Symantec Norton Anti-Virus Problems

Recently I’ve been seeing more people having problems with Norton Anti-Virus giving false positives on various viewers used with Second Life and OpenSim. The problem us usually the file slplugin.exe. The SL & OS viewers run multiple copies of file. So, a false positive renders the viewer unusable.

Today I saw this article: Symantec Software Update Rendered Many PCs Useless. It basically says if you have Windows XP and update your Norton Anti-Virus, it will eat your computer. Poof! You are down with no way to find out how to fix the problem.

Warn your friends that run Windows XP.

If you are a Norton AV user, consider moving to another AV program. Microsoft makes a free anti-virus program for Windows that is pretty good. It called Microsoft Security Essentials. It uses far fewer resources then Norton. So, you should see your computer speed up.

Neither Norton’s nor Microsoft’s AV appear in several AV Top Ten reviews of retail AV packages. I think that is a clue that AV makers are paying to be in those reviews. Generally Microsoft makes it into the top 10.

I prefer ESET for Anti-Virus, but that an opinion. I have not done personal tests for some time. But, I have found there email support good and reasonable fast, 1 business day.

Avast Free Anti-Virus is very popular. It is the top download on Cnet. It gets good, not great, reviews on performance and security.
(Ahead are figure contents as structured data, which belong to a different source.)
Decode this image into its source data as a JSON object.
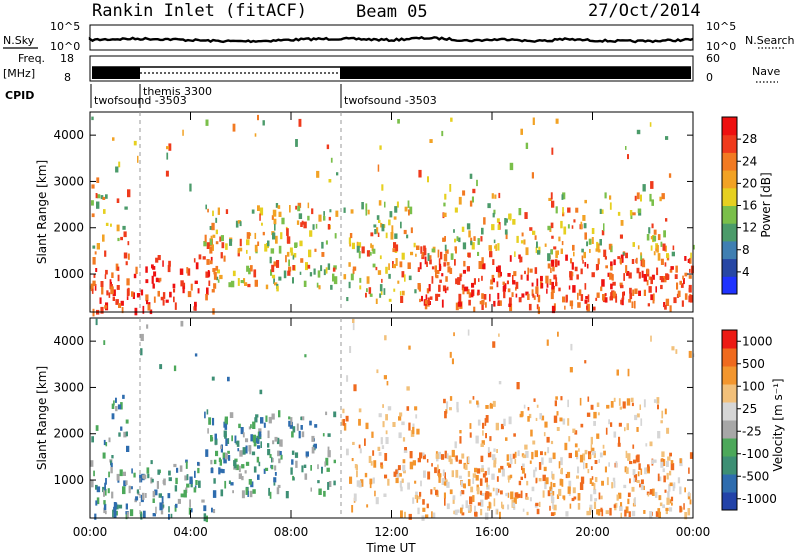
{
  "header": {
    "station": "Rankin Inlet (fitACF)",
    "beam": "Beam 05",
    "date": "27/Oct/2014"
  },
  "strips": {
    "nsky_label": "N.Sky",
    "nsearch_label": "N.Search",
    "nsky_ticks": [
      "10^5",
      "10^0"
    ],
    "nsearch_ticks": [
      "10^5",
      "10^0"
    ],
    "freq_label": "Freq.",
    "freq_unit": "[MHz]",
    "freq_ticks": [
      "18",
      "8"
    ],
    "nave_label": "Nave",
    "nave_ticks": [
      "60",
      "0"
    ],
    "cpid_label": "CPID",
    "cpid_segments": [
      {
        "label": "twofsound -3503",
        "start_h": 0,
        "end_h": 2.0
      },
      {
        "label": "themis 3300",
        "start_h": 2.0,
        "end_h": 10.0
      },
      {
        "label": "twofsound -3503",
        "start_h": 10.0,
        "end_h": 24.0
      }
    ]
  },
  "chart_data": [
    {
      "type": "heatmap",
      "name": "power-panel",
      "ylabel": "Slant Range [km]",
      "yticks": [
        "1000",
        "2000",
        "3000",
        "4000"
      ],
      "ylim": [
        180,
        4500
      ],
      "xlim": [
        0,
        24
      ],
      "colorbar": {
        "label": "Power [dB]",
        "ticks": [
          "4",
          "8",
          "12",
          "16",
          "20",
          "24",
          "28"
        ],
        "colors": [
          "#1f33ff",
          "#2747a4",
          "#3f7fb2",
          "#4b9b6a",
          "#7abf4a",
          "#e6d020",
          "#f2a224",
          "#f27a22",
          "#ef3a1c",
          "#ee1010"
        ]
      }
    },
    {
      "type": "heatmap",
      "name": "velocity-panel",
      "ylabel": "Slant Range [km]",
      "yticks": [
        "1000",
        "2000",
        "3000",
        "4000"
      ],
      "ylim": [
        180,
        4500
      ],
      "xlim": [
        0,
        24
      ],
      "xticks": [
        "00:00",
        "04:00",
        "08:00",
        "12:00",
        "16:00",
        "20:00",
        "00:00"
      ],
      "xlabel": "Time UT",
      "colorbar": {
        "label": "Velocity [m s⁻¹]",
        "ticks": [
          "1000",
          "500",
          "100",
          "25",
          "-25",
          "-100",
          "-500",
          "-1000"
        ],
        "colors": [
          "#2242a8",
          "#2e6cae",
          "#3d8f74",
          "#4ca85a",
          "#a7a7a7",
          "#d6d6d6",
          "#f2c07a",
          "#f3962e",
          "#ef6a1e",
          "#ec1a14"
        ]
      }
    }
  ]
}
3 thoughts on “Symantec Norton Anti-Virus Problems

  1. I have recently installed Avast Free Antivirus to give it a try as a possible substitution to Comodo, a free antivirus set with the same features of the Avast set. I am getting tired of Comodo because of a number of false positives and other nuisances. I have installed Avast on two different computers, one Dell workstation and one Dell game-rigged machine, both with plenty of RAM and processing power and running Windows 7 64-bit. After installing Avast both computers slowed down to a crawl and were effectively unusable. I didn’t investigate on the reasons, the experience was enough to get rid of Avast.

    I also run Microsoft Security Essentials on both computers but I don’t fully trust it (hence the reason why I run a second AV). I never see the MS AV catch anything or even run on its scheduled task, so I wonder on how effective it is.

    • If you run two AV’s at the same time they tend to conflict because they attempt to do the same things at the same time and can lock up resources the other needs. Plus they delay other processes until they decide it is ok for them to run. They can bring a machine way down even if both AV’s are fast. Run only one AV.

      I have several clients running just MS Security Essentials. They have been fine for the 2 to 3 years they have run it. The MS AV gets good marks for detection and few false positives.

  2. Norton is not reacting so much to slplugin.exe as to Suspicious.MLApp contained within it. When this is a problem it is a simple matter to go to Advanced > History and find it (should be at or near the top of the list) Then restore.
    I have used Norton for years on all of my active machines. Sometimes it overreacts but better safe than sorry.